Good news!
The manner with which mainstream baseball media approaches the entire Qualifying Offer has long fascinated me. The legalese involved in the QO itself, the ramifications it has to each of the player, the team, and any other team out there interested in signing said player, all gets covered as if it’s some court-ordered diversion program or military conscription.
Nick Martinez expected to accept Qualifying Offer from Cincinnati Reds, serve one-year in their uniform before being released back into civilian life.
That’s the news here, by the way. BBWAA member and baseball writer Francys Romero reported over the weekend that Martinez is going to accept the Reds QO before Tuesday’s deadline, meaning he’ll return to the Reds for the 2025 season on a salary just north of $21 million and be a free agent at season’s end (barring any additional contract extensions).
Nick Martinez is accepting the Reds’ qualifying offer of $21.05M, per sources.
The final deadline to accept QO is Tuesday, November 19 (4 PM ET).
Martinez has a 3.31 ERA since returning from Japan in 2022 and was the NL Pitcher of the Month in September.
— Francys Romero (@francysromeroFR) November 17, 2024
I get the process. I get how much market-searching Martinez and agent Scott Boras had to do in a very tight window before Tuesday’s deadline, effectively gauging what would have been an entire offseason of potential interest from other teams in just about two weeks (and doing so knowing Martinez would have draft-pick connotations attached to him if he declined the QO and reached free agency). It’s complicated. It’s a delineation that’s important enough to distinguish it from other, more typical contract negotiations.
Surely Nick wishes he’d not been issued the QO and could have reached ‘free’ agency a much freer player than one with draft-pick hoopla surrounding him. He’d likely have landed a lucrative, multi-year deal – even one that kept him with Cincinnati, perhaps – and had a much longer period of time to think about it. From a pro-player perspective, it’s somewhat hard to stomach that he didn’t get that opportunity after such a stellar 2024 season.
From a pro-franchise perspective, it’s this kind of legalese that allows the Reds to get a small leg-up in player acquisition and retention against those clubs who willingly spend their money in said process.
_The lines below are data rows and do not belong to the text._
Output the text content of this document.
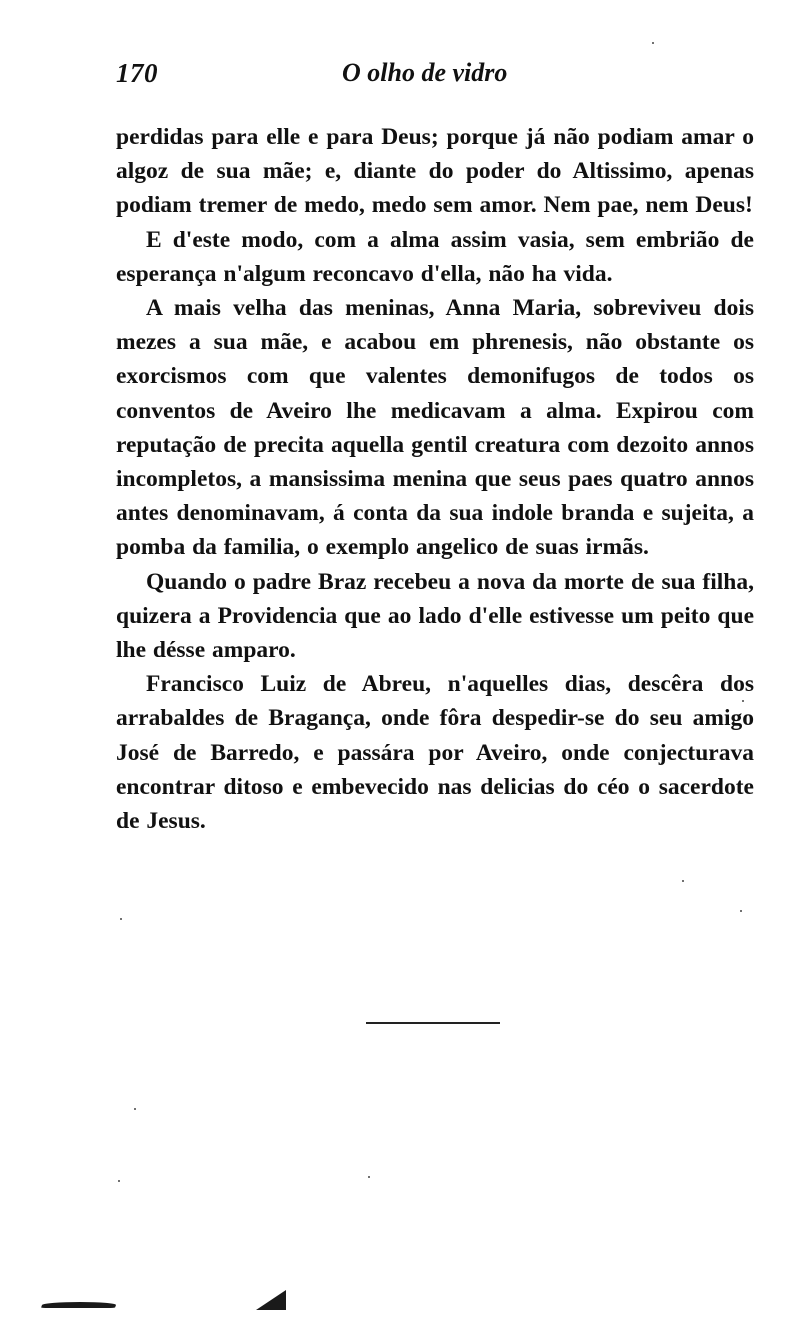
170	O olho de vidro

perdidas para elle e para Deus; porque já não podiam amar o algoz de sua mãe; e, diante do poder do Altissimo, apenas podiam tremer de medo, medo sem amor. Nem pae, nem Deus!

E d'este modo, com a alma assim vasia, sem embrião de esperança n'algum reconcavo d'ella, não ha vida.

A mais velha das meninas, Anna Maria, sobreviveu dois mezes a sua mãe, e acabou em phrenesis, não obstante os exorcismos com que valentes demonifugos de todos os conventos de Aveiro lhe medicavam a alma. Expirou com reputação de precita aquella gentil creatura com dezoito annos incompletos, a mansissima menina que seus paes quatro annos antes denominavam, á conta da sua indole branda e sujeita, a pomba da familia, o exemplo angelico de suas irmãs.

Quando o padre Braz recebeu a nova da morte de sua filha, quizera a Providencia que ao lado d'elle estivesse um peito que lhe désse amparo.

Francisco Luiz de Abreu, n'aquelles dias, descêra dos arrabaldes de Bragança, onde fôra despedir-se do seu amigo José de Barredo, e passára por Aveiro, onde conjecturava encontrar ditoso e embevecido nas delicias do céo o sacerdote de Jesus.
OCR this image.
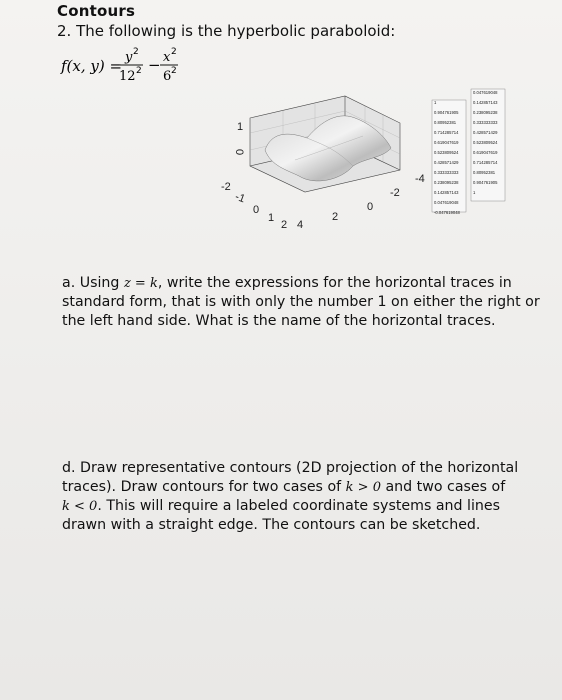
Contours
2. The following is the hyperbolic paraboloid:
f(x, y) = y 2
12 2 − x 2
6 2
1
0
-2
-1
0
1
2 4
2
0
-2
-4
1
0.904761905
0.80952381
0.714285714
0.619047619
0.523809524
0.428571429
0.333333333
0.238095238
0.142857143
0.047619048
-0.047619048
0.047619048
0.142857143
0.238095238
0.333333333
0.428571429
0.523809524
0.619047619
0.714285714
0.80952381
0.904761905
1
a. Using z = k, write the expressions for the horizontal traces in standard form, that is with only the number 1 on either the right or the left hand side. What is the name of the horizontal traces.
d. Draw representative contours (2D projection of the horizontal
traces). Draw contours for two cases of k > 0 and two cases of
k < 0. This will require a labeled coordinate systems and lines
drawn with a straight edge. The contours can be sketched.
It gives them an angle to not be cheap, per se, but to avoid having to be forthright and decisive in a free agent world where all teams begin on equal footing. They didn’t have to outspend anyone to keep this great pitcher, they just had to dare anyone else to try to do it to them.
The Cincinnati Reds are going to sign Nick Martinez, who’d otherwise be a free agent, and he’s going to pitch for them in their uniform in what’s supposed to be a vital year for the direction of the oft-floundering franchise.
That’s what’s actually going to happen here. The Reds are gonna sign Nick Martinez again! That’s a good thing! It’s good news for us, the fans of this franchise, and we get to see this complicated QO process help the Reds land a pitcher that, if not a part of this series of administrative decisions, would likely have landed elsewhere for more money than the Reds were willing to spend.
Is it for a little bit more money out of the 2025 payroll than they’d like? Sure it is, but there was no method for them to both offer him less for the 2025 season and also guarantee that he’d ever pitch for them again. Letting Nick enter free agency without the ball and chain of draft pick loss for signing him means some team somewhere would’ve likely outbid the spendthrift Reds, and the end result of that scenario – cost aside – is them not getting a pitcher of his quality on their roster at all for next season.
For Martinez, he’ll have to settle for a one-year deal at just north of $21 million, a consolation prize as he enters his age-35 season when he surely hoped the cards would fall in a way that he’d land a multi-year deal that guaranteed him more than that. Cold comfort in the sense of the stratospheric amounts of money his peers get paid, but the reality is that any multi-year deal he signed wasn’t going to have an average annual value above $21 million. So, he gets this big, one-year pillow deal with hopes he can replicate his 2024 successes and enter free agency free from the draft-pick stigma again in a year and find that guarantee at that point.
Emotions and reactions from the player perspective now noted, the story is that the Reds are likely going to announce the signing of a really, really good pitcher in the next 24 hours. The Reds are going to sign Nick Martinez!